Darum schritt sie auch jetzt nicht heimwärts – weiter, weiter hinein in die knospende Wildniß zog es sie. Wie im Traum ging sie dahin, – nur der duftende Blüthenkelch in ihrer Hand war ihr Gewähr, daß das Erlebte wirkliche, herzbeseligende Wahrheit gewesen.
So war sie an des Gartens Ende gekommen. Bei der großen Cascade rauschte das Wasser so lockend, durch die höchsten Baumkronen strich der Abendwind, daß sie sich schaukelnd wiegten – da hielt Magdalena den Schritt an und kauerte auf dem moosigen Grund nieder, mit großen Augen und neuem Sinn hinein starrend in die dämmrig webende Lenzwelt.

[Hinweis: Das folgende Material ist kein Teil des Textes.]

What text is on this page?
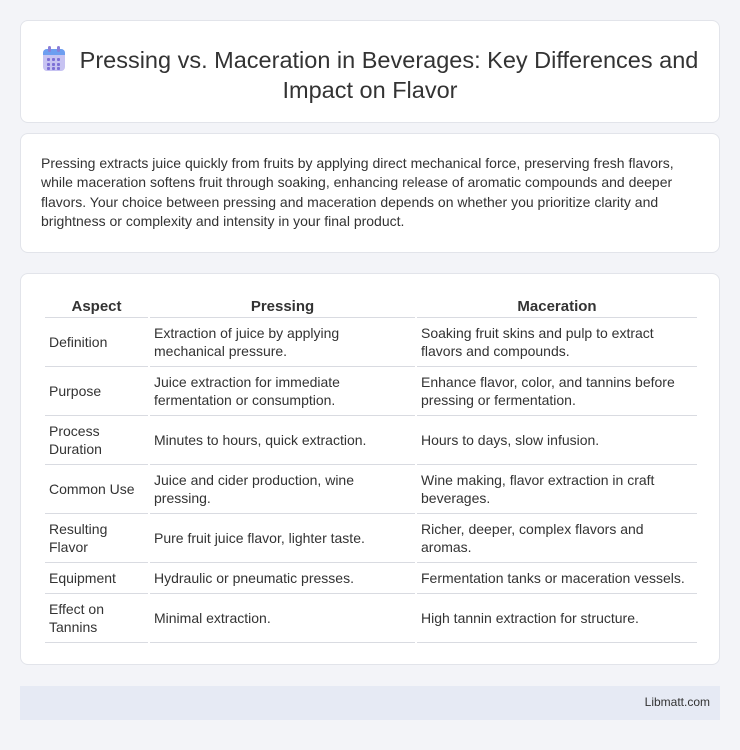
Pressing vs. Maceration in Beverages: Key Differences and Impact on Flavor

Pressing extracts juice quickly from fruits by applying direct mechanical force, preserving fresh flavors, while maceration softens fruit through soaking, enhancing release of aromatic compounds and deeper flavors. Your choice between pressing and maceration depends on whether you prioritize clarity and brightness or complexity and intensity in your final product.

Aspect	Pressing	Maceration
Definition	Extraction of juice by applying mechanical pressure.	Soaking fruit skins and pulp to extract flavors and compounds.
Purpose	Juice extraction for immediate fermentation or consumption.	Enhance flavor, color, and tannins before pressing or fermentation.
Process Duration	Minutes to hours, quick extraction.	Hours to days, slow infusion.
Common Use	Juice and cider production, wine pressing.	Wine making, flavor extraction in craft beverages.
Resulting Flavor	Pure fruit juice flavor, lighter taste.	Richer, deeper, complex flavors and aromas.
Equipment	Hydraulic or pneumatic presses.	Fermentation tanks or maceration vessels.
Effect on Tannins	Minimal extraction.	High tannin extraction for structure.
Libmatt.com
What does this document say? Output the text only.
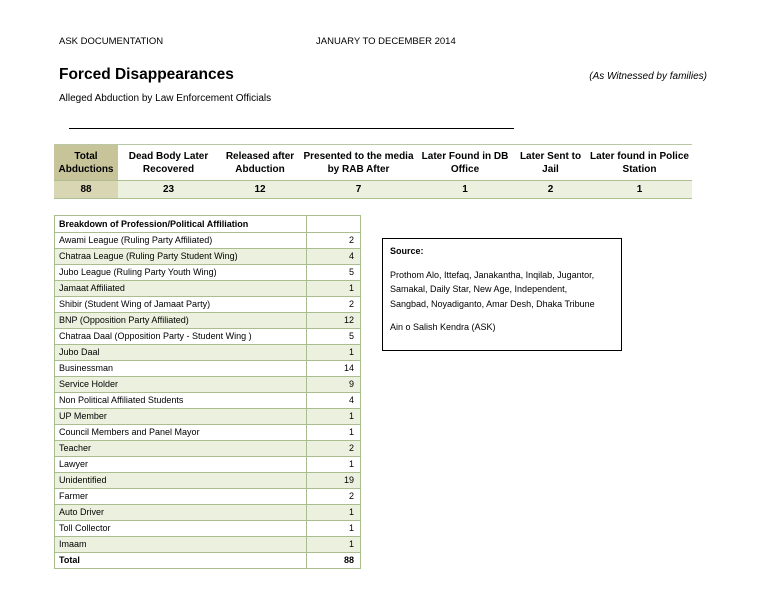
ASK DOCUMENTATION	JANUARY TO DECEMBER 2014
Forced Disappearances	(As Witnessed by families)
Alleged Abduction by Law Enforcement Officials
Total Abductions	Dead Body Later Recovered	Released after Abduction	Presented to the media by RAB After	Later Found in DB Office	Later Sent to Jail	Later found in Police Station
88	23	12	7	1	2	1
Breakdown of Profession/Political Affiliation	
Awami League (Ruling Party Affiliated)	2
Chatraa League (Ruling Party Student Wing)	4
Jubo League (Ruling Party Youth Wing)	5
Jamaat Affiliated	1
Shibir (Student Wing of Jamaat Party)	2
BNP (Opposition Party Affiliated)	12
Chatraa Daal (Opposition Party - Student Wing )	5
Jubo Daal	1
Businessman	14
Service Holder	9
Non Political Affiliated Students	4
UP Member	1
Council Members and Panel Mayor	1
Teacher	2
Lawyer	1
Unidentified	19
Farmer	2
Auto Driver	1
Toll Collector	1
Imaam	1
Total	88
Source:
Prothom Alo, Ittefaq, Janakantha, Inqilab, Jugantor,
Samakal, Daily Star, New Age, Independent,
Sangbad, Noyadiganto, Amar Desh, Dhaka Tribune
Ain o Salish Kendra (ASK)
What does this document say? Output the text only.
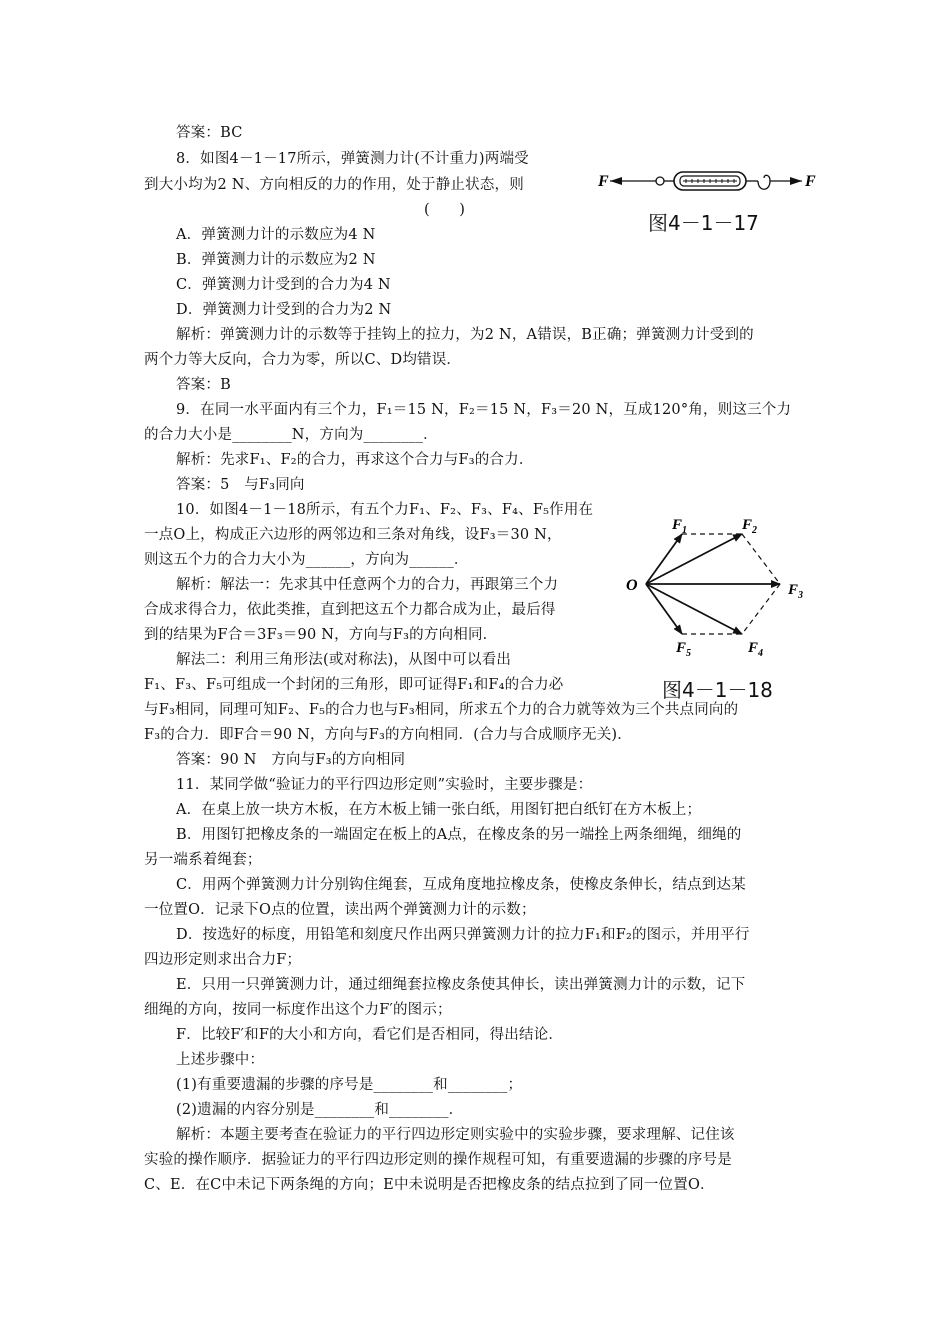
答案：BC
8．如图4－1－17所示，弹簧测力计(不计重力)两端受
到大小均为2 N、方向相反的力的作用，处于静止状态，则
(　　)
A．弹簧测力计的示数应为4 N
B．弹簧测力计的示数应为2 N
C．弹簧测力计受到的合力为4 N
D．弹簧测力计受到的合力为2 N
解析：弹簧测力计的示数等于挂钩上的拉力，为2 N，A错误，B正确；弹簧测力计受到的
两个力等大反向，合力为零，所以C、D均错误．
答案：B
9．在同一水平面内有三个力，F₁＝15 N，F₂＝15 N，F₃＝20 N，互成120°角，则这三个力
的合力大小是________N，方向为________．
解析：先求F₁、F₂的合力，再求这个合力与F₃的合力．
答案：5　与F₃同向
10．如图4－1－18所示，有五个力F₁、F₂、F₃、F₄、F₅作用在
一点O上，构成正六边形的两邻边和三条对角线，设F₃＝30 N，
则这五个力的合力大小为______，方向为______．
解析：解法一：先求其中任意两个力的合力，再跟第三个力
合成求得合力，依此类推，直到把这五个力都合成为止，最后得
到的结果为F合＝3F₃＝90 N，方向与F₃的方向相同．
解法二：利用三角形法(或对称法)，从图中可以看出
F₁、F₃、F₅可组成一个封闭的三角形，即可证得F₁和F₄的合力必
与F₃相同，同理可知F₂、F₅的合力也与F₃相同，所求五个力的合力就等效为三个共点同向的
F₃的合力．即F合＝90 N，方向与F₃的方向相同．(合力与合成顺序无关)．
答案：90 N　方向与F₃的方向相同
11．某同学做“验证力的平行四边形定则”实验时，主要步骤是：
A．在桌上放一块方木板，在方木板上铺一张白纸，用图钉把白纸钉在方木板上；
B．用图钉把橡皮条的一端固定在板上的A点，在橡皮条的另一端拴上两条细绳，细绳的
另一端系着绳套；
C．用两个弹簧测力计分别钩住绳套，互成角度地拉橡皮条，使橡皮条伸长，结点到达某
一位置O．记录下O点的位置，读出两个弹簧测力计的示数；
D．按选好的标度，用铅笔和刻度尺作出两只弹簧测力计的拉力F₁和F₂的图示，并用平行
四边形定则求出合力F；
E．只用一只弹簧测力计，通过细绳套拉橡皮条使其伸长，读出弹簧测力计的示数，记下
细绳的方向，按同一标度作出这个力F′的图示；
F．比较F′和F的大小和方向，看它们是否相同，得出结论．
上述步骤中：
(1)有重要遗漏的步骤的序号是________和________；
(2)遗漏的内容分别是________和________．
解析：本题主要考查在验证力的平行四边形定则实验中的实验步骤，要求理解、记住该
实验的操作顺序．据验证力的平行四边形定则的操作规程可知，有重要遗漏的步骤的序号是
C、E．在C中未记下两条绳的方向；E中未说明是否把橡皮条的结点拉到了同一位置O．
F	F
图4－1－17
O
$F_1$	$F_2$
$F_3$
$F_4$
$F_5$
图4－1－18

Sie sah nicht wie mählig die Nacht ihre dunklen Schwingen entfaltete, sie hörte nicht der Eule heiseren Schrei. Erst wie ein Fuchs in ihrer Nähe vorbei streifte mit unheimlich scheuem Schleichwesen, da fuhr ihr der Schreck an's Herz, daß sie zum ersten Mal zu nächtlicher Weile allein war unter freiem Himmel und mit beflügeltem Fuß eilte sie einem Seitenbau des Schlosses zu, darin die Gärtnerwohnung war.
Wie sie, aus dem Park tretend, das vordere Parterre des Gartens erreichte, war es spät geworden. Auch die Herrschaften mochten ihre Abendgesellschaft beendet haben, denn schon schimmerten zwischen den noch unbelaubten Stämmen einzelne Lichter. Mit vorgetragenen Fackeln ließ der Churfürst sich und seine Gäste durch reich betreßte Diener in's Schloß geleiten.
Magdalena hatte oft solch glänzendes Schauspiel gesehen, ohne sonderliches Wohlgefallen d'ran zu finden, achtlos war sie sonst wohl d'ran vorüber gegangen; heute verbarg sie sich hinter weißer Steinurne und spähte erwartungsvoll nach den Kommenden. Und da schritten sie einher die buntschimmernden Paare in den hohen Stöckelschuhen mit den schneeig gepuderten Perrücken, voran die Lakaien in die blau und weiße Hausfarbe gekleidet, dann Churfürst Karl Albrecht im blauen Sammtrock mit Silberstickerei und Churfürstin Amalie im weißen Atlasgewand und dann folgten die Prinzen und Prinzessinnen, die Cavaliere und Hofdamen. In lichter Farbenpracht erstrahlten sie alle im röthlichen Flackerschein und ihr scherzendes Lachen und galantes Geflüster klang weit durch die nächtliche Stille. Einer nur ging ernst und gemessen in ihrer Mitte. Magdalena kannte die hohe Gestalt im dunklen Kleid und ihr Herz schlug hoch.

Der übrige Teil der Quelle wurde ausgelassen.